Tuesday, June 09, 2009

Who says Application Express can't scale?

Over a year ago, I wrote about who is using Oracle Application Express on http://apex.oracle.com. At the time, I included some weekly statistics.

During our team meetings every week, I report on the overall usage of http://apex.oracle.com. I just wanted to report on some astounding numbers:


Total Page Views Distinct Applications Distinct Users
---------------- --------------------- --------------
6225566 3268 2778


Total Workspaces
----------------
11643


Total Applications
------------------
39849


Workspaces Approved
-------------------
316

That's 6,225,566 page views in the past week, and this is still running on the same Dell PowerEdge 1950.

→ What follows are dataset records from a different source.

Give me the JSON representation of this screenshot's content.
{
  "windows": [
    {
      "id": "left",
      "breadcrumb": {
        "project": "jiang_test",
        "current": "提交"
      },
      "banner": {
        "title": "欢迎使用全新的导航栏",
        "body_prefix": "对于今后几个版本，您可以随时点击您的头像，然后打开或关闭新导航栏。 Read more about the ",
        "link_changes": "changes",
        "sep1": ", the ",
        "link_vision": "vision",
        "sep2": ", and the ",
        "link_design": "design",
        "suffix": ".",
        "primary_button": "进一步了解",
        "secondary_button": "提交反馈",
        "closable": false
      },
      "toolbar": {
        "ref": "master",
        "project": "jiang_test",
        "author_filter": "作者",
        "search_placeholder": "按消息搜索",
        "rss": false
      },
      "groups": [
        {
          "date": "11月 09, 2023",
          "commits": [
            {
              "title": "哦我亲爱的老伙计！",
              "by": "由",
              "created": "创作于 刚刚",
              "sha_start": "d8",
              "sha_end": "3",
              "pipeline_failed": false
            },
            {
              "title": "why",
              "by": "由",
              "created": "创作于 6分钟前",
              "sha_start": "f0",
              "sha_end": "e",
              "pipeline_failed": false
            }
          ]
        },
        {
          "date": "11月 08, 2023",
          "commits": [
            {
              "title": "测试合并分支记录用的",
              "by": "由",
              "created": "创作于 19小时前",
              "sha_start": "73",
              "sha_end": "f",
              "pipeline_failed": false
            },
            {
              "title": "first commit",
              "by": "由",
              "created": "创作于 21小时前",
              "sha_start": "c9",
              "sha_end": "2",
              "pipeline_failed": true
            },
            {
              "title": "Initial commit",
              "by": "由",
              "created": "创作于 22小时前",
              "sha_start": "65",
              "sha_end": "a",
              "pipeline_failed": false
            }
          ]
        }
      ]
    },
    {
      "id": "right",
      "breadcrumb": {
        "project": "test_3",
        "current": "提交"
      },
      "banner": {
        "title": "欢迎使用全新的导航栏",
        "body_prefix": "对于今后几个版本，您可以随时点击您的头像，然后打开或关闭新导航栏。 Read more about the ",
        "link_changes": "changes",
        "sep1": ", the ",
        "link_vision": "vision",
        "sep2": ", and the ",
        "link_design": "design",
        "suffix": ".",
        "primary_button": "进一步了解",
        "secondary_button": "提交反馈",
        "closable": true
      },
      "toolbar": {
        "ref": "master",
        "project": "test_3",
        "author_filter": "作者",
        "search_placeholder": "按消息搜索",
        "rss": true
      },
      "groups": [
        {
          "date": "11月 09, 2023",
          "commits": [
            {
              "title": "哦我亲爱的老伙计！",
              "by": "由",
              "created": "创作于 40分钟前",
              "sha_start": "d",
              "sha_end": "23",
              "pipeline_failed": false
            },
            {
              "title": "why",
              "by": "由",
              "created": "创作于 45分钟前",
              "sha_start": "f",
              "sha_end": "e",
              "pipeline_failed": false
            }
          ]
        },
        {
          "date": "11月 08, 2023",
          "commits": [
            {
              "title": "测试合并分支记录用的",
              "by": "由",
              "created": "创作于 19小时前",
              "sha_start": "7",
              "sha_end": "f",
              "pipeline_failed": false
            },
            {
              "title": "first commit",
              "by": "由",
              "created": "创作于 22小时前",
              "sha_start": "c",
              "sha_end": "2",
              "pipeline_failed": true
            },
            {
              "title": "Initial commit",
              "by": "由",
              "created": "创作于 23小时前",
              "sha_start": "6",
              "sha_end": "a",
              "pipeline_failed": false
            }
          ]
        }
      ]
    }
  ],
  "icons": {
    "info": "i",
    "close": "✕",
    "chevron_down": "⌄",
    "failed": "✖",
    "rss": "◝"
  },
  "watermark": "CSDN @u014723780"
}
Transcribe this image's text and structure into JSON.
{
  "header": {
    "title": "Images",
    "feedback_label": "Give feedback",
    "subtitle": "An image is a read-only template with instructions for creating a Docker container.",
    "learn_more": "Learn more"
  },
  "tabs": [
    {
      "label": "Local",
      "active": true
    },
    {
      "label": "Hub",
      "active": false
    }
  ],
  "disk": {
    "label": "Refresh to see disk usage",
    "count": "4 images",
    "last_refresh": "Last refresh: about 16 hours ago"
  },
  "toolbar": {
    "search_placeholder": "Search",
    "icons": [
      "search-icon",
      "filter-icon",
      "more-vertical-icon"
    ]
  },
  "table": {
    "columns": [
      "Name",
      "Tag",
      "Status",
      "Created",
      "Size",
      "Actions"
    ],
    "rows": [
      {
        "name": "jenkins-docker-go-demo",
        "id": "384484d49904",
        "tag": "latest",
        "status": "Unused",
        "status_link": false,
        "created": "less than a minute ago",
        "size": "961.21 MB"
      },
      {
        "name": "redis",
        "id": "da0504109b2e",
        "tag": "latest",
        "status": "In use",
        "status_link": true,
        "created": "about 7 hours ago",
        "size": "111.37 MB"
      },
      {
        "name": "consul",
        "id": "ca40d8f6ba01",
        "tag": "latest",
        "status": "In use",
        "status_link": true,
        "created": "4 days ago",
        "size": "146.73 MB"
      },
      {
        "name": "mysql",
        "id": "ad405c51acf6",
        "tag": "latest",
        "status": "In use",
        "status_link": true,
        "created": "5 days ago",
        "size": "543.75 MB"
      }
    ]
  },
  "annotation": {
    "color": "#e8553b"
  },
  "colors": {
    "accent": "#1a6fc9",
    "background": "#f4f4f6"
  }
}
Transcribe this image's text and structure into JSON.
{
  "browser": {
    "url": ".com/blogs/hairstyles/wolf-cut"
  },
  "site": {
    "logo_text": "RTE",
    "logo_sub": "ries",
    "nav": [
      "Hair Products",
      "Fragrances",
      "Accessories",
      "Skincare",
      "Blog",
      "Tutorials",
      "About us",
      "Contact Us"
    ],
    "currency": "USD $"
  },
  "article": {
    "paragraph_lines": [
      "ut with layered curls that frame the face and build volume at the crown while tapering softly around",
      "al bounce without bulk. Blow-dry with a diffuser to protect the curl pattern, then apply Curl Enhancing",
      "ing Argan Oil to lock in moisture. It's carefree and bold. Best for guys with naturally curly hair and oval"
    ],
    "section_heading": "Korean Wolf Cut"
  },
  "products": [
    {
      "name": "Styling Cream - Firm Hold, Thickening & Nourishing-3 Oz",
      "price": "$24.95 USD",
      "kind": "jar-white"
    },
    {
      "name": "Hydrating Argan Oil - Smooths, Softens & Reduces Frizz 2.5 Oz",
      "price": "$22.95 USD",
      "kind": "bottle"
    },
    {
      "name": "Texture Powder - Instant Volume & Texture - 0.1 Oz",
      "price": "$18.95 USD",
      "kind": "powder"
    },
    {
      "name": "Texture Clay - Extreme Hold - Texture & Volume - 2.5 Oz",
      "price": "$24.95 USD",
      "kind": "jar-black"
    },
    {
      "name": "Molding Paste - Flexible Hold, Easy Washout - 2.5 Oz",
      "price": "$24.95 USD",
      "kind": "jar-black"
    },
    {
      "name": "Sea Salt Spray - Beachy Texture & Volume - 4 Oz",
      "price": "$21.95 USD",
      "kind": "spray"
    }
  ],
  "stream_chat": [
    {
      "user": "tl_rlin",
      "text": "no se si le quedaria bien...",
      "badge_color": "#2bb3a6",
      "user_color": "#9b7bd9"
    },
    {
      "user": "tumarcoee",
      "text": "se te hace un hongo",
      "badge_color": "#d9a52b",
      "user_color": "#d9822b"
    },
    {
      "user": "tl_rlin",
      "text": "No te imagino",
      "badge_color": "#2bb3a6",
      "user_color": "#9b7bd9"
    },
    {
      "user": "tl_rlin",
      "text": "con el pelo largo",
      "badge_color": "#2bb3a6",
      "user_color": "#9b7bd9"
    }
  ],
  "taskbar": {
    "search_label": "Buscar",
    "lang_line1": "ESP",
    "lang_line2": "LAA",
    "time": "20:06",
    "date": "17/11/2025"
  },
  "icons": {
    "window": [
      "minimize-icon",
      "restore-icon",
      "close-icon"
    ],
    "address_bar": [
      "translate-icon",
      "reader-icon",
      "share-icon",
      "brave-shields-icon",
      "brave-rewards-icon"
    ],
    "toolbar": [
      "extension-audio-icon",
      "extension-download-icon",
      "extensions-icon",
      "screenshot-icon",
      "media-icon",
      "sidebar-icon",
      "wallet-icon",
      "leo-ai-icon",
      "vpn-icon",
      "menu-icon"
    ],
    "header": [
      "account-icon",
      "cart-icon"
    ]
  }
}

Now granted - the ability to sustain this type of load throughout the week deserves some credit to Kris Rice, who spent a fair amount of time analyzing Application Express on apex.oracle.com and identifying some major problem areas in performance. As well, he brought in some experts to perform OS tuning. The recent purge on apex.oracle.com removed close to 10,000 workspaces, schemas, tablespaces and datafiles. Lastly, a couple months ago, I implemented a Resource Manager plan which prevents someone from monopolizing the entire server. I'll be presenting a detailed discussion of Resource Manager and apex.oracle.com at ODTUG Kaleidoscope 2009.

A large number of these page views are from the bots of Search Engines, especially since ProMED Mail is run on apex.oracle.com. But a page view and execution of the engine is a page view and execution of the engine. All in all, that's a large load on a relatively cheap piece of hardware.

Tuesday, June 02, 2009

OraTweet - Micro-blogging with Oracle Application Express

About a year ago, Carl Backstrom was telling me how he was helping another gentleman in Oracle, Noel Portugal from the CRM On Demand team, with a micro-blogging site developed with Oracle Application Express. Carl game me a demonstration of OraTweet, tried to explain Twitter, tweets, and micro-blogging. I just didn't get it, at the time.

Today, micro-blogging appears to be all the rage. Dwight Howard from the Orlando Magic basketball team is on Twitter. CNBC's Fast Money television show is on Twitter. I am even on Twitter, but I really don't use it, as you can tell.

Noel's application, OraTweet, has been in use within Oracle for the past year. As Noel states on the oratweet.com site: "Teams around Oracle are finding ways to communicate with their teams while reducing email overload. The results have been amazing. Global team members are connecting and sharing information. Users have started to develop stand alone clients to consume OraTweet’s timeline. We have also integrated the OraTweet timeline to Oracle Connect, our own internal social network. Overall information is flowing faster in a lightweight format."